Background: Several studies report substantial differences in the prevalence of skin test reactivity to allergens in children from adjacent geographic areas; others report an increased prevalence over time. To find out whether these differences depend on variations in skin reactivity to histamine, we determined the time trend of histamine wheal sizes in successive cohorts of unselected children living in the same area (Viterbo, Italy).
Methods: We conducted three epidemiologic surveys, each including children aged 9 and 13 years. The 1983–7 study investigated 170 children (150 were tested twice); the 1992 study, 158 children; and the 1996 study, 208 children.
Results: In both age groups, the mean diameter of the wheal induced by histamine skin prick tests (10 mg/ml) increased significantly over time (9-year-olds: 3.25 mm in 1983, 4.68 in 1992, and 5.89 in 1996; 13-year-olds: 3.89 mm in 1987, 5.18 in 1992, and 6.50 in 1996) (P<0.001 between subsequent studies).

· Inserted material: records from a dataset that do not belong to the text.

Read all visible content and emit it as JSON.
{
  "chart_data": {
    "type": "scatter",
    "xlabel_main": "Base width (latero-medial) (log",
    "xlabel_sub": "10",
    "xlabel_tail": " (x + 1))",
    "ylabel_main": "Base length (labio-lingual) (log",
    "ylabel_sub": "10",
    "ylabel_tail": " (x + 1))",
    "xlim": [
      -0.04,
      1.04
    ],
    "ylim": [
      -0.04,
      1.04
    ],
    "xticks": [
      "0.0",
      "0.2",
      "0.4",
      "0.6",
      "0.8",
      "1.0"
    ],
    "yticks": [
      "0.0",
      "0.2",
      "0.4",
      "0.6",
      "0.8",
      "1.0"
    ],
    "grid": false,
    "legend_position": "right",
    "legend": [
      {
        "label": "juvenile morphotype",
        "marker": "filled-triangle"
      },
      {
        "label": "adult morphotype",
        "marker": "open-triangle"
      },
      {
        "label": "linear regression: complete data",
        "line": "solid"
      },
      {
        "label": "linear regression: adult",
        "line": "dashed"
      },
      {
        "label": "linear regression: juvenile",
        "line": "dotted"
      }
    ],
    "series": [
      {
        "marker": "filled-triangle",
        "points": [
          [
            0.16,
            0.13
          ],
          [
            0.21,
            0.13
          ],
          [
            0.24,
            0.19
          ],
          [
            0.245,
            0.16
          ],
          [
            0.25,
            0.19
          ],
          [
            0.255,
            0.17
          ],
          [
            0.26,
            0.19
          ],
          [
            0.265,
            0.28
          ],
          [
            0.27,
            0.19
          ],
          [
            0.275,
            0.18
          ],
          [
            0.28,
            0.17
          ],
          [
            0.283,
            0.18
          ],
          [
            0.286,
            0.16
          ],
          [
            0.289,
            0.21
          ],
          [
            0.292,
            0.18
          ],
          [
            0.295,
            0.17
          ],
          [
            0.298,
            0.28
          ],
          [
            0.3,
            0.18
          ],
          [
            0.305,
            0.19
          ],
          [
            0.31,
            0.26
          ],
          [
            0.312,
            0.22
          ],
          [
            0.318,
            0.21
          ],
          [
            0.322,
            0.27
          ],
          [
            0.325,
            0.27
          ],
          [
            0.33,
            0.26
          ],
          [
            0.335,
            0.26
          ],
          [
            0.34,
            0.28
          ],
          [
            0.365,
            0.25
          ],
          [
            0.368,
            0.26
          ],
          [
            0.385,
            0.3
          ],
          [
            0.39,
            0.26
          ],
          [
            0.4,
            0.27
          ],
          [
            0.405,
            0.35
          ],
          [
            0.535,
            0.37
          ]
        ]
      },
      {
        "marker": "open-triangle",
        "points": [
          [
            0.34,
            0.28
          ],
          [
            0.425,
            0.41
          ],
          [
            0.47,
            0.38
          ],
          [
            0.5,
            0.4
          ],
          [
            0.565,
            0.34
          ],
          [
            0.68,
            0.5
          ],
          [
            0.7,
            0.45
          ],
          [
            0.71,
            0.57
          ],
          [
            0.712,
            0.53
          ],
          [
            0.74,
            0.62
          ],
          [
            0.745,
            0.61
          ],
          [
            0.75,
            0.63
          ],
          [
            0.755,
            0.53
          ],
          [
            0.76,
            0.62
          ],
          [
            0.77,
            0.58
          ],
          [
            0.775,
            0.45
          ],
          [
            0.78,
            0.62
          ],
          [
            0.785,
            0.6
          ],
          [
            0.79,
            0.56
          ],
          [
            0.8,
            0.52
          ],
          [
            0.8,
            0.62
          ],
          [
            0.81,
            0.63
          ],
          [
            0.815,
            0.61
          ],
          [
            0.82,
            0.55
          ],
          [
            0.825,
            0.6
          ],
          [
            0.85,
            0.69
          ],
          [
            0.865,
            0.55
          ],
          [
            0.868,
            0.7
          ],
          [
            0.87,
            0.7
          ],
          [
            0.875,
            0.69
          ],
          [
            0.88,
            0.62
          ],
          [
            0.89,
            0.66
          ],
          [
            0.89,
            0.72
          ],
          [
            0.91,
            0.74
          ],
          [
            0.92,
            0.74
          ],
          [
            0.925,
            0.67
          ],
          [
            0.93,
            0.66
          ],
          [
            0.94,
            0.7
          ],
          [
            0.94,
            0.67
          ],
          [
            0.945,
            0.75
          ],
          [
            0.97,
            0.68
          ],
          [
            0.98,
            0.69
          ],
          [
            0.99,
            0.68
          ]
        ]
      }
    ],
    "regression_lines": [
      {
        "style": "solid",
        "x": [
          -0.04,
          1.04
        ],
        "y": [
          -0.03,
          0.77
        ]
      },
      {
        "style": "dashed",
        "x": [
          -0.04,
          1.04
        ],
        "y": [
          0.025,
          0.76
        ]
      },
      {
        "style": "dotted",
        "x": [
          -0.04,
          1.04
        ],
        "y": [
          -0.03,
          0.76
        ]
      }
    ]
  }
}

The distribution of the wheal diameters for both ages showed a trend to a right shift in the three successive studies (P<0.001). The dose-response curves for three histamine concentrations (0.2, 1, and 10 mg/ml) had significantly steeper slopes in 1996 than in 1983–7 (P<0.001).
Conclusions: The marked time-related increase in the size of the histamine wheals could help to explain the trend toward an increased prevalence of positive allergen skin test reactions reported during the past years. The causes of increased skin reactivity to histamine remain conjectural.